Initially a substitute, the school was short a teacher and she was offered a position to teach at William Raines High School in Jacksonville, Fla. She found a place in teaching alternative school students, finding the students to be bright and eager to learn.

And she began to think about her career differently.

“A lot of the issues I had wasn’t classroom or anything like that; it was health issues,” Hall-Garrison said. “I was going out into the community getting vouchers so that they could get glasses because, yeah, you’re not going to do well on the test if you can’t see it.”

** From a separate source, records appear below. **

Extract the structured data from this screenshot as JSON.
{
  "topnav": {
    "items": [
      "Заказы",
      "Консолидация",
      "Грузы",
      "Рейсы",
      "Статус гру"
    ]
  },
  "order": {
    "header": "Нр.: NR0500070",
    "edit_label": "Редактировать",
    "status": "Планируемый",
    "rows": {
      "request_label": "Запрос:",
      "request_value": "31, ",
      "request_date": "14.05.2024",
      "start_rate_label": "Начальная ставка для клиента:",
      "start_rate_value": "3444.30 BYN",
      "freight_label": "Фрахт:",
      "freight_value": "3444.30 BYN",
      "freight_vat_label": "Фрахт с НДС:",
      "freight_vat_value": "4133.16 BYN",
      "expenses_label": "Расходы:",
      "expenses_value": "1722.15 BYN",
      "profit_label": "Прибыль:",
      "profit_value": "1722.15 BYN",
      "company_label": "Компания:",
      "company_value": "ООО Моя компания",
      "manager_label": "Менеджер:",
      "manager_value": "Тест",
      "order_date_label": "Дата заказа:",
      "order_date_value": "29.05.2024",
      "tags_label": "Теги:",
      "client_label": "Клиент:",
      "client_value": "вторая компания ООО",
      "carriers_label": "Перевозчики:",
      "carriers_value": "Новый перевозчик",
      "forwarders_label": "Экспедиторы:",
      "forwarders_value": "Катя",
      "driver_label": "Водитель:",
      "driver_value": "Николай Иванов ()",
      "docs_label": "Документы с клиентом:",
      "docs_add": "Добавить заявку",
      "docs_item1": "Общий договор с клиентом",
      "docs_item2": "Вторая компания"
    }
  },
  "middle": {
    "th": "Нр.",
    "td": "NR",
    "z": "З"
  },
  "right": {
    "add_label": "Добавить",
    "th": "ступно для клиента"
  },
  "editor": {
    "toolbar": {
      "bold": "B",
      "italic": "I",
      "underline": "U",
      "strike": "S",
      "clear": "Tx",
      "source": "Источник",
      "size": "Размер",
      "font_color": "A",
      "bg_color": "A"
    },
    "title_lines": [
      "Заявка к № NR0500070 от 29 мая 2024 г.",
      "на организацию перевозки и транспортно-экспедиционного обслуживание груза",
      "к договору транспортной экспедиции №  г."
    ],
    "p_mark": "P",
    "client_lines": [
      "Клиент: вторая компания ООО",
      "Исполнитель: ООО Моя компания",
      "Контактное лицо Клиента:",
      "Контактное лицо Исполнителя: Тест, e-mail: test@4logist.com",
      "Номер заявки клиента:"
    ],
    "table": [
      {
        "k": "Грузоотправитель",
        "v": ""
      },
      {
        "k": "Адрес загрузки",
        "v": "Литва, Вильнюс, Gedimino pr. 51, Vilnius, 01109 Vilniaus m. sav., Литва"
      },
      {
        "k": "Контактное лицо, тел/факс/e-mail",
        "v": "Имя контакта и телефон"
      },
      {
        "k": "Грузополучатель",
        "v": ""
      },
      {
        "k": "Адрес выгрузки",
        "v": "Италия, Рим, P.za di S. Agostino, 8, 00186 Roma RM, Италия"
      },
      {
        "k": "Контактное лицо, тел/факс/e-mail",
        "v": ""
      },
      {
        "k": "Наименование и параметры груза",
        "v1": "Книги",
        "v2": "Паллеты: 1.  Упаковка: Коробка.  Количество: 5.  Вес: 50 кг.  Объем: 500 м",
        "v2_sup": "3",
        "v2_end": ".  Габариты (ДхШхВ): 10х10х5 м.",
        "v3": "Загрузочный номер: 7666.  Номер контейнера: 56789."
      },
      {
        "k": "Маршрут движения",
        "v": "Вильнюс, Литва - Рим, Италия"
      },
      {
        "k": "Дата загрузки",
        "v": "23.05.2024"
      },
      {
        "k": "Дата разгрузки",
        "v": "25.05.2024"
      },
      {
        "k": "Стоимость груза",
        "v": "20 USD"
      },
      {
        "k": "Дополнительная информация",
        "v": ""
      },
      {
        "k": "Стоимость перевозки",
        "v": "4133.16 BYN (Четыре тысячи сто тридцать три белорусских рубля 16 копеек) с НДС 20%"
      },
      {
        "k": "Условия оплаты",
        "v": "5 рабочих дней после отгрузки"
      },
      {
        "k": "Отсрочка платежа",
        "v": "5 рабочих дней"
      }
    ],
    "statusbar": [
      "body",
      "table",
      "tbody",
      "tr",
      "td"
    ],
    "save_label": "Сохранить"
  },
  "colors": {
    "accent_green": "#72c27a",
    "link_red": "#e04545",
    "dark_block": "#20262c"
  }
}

She was able to get students linked with local clinics that provide either free or discounted health care, which is when the lightbulb “clicked” for her.

“I was like I could still teach but I could do it to help my community and do it more in a preventative way,” Hall-Garrison said. “So one-on-one with a patient and help my community in that way.”

She segued from teaching to nursing and returned home to Valdosta to begin at Valdosta State University.

Juggling not only the usual stressors of an involved program such as nursing, she also balanced raising her son who is named Alphonso after her grandfather.

Now, the mother and son will be graduating together: Alphonso from kindergarten and her from VSU.

“It’s full circle to be able to take all of my past experience and to be able to pour it into my career,” Garrison-Hall said.

But as they say, “it takes a village.”

Hall-Garrison felt she had, and continues to have, a strong support group through her family and Valdosta State University staff.

She also found a true camaraderie among her fellow nursing students. At 35, she was one of the older students. With age, comes an ability to not be shy when asking questions, Hall-Garrison said, and she asked a lot of questions her peers may have been too afraid to ask.

She also found that her bubbly spirit bounced off her peers and made her a well-known fixture within the program.

As she now prepares to walk that VSU stage alongside them, her future will begin.

Already with several job offers on the table, Hall-Garrison said she hopes to stay in the Valdosta area and give back to the community that has given so much to her.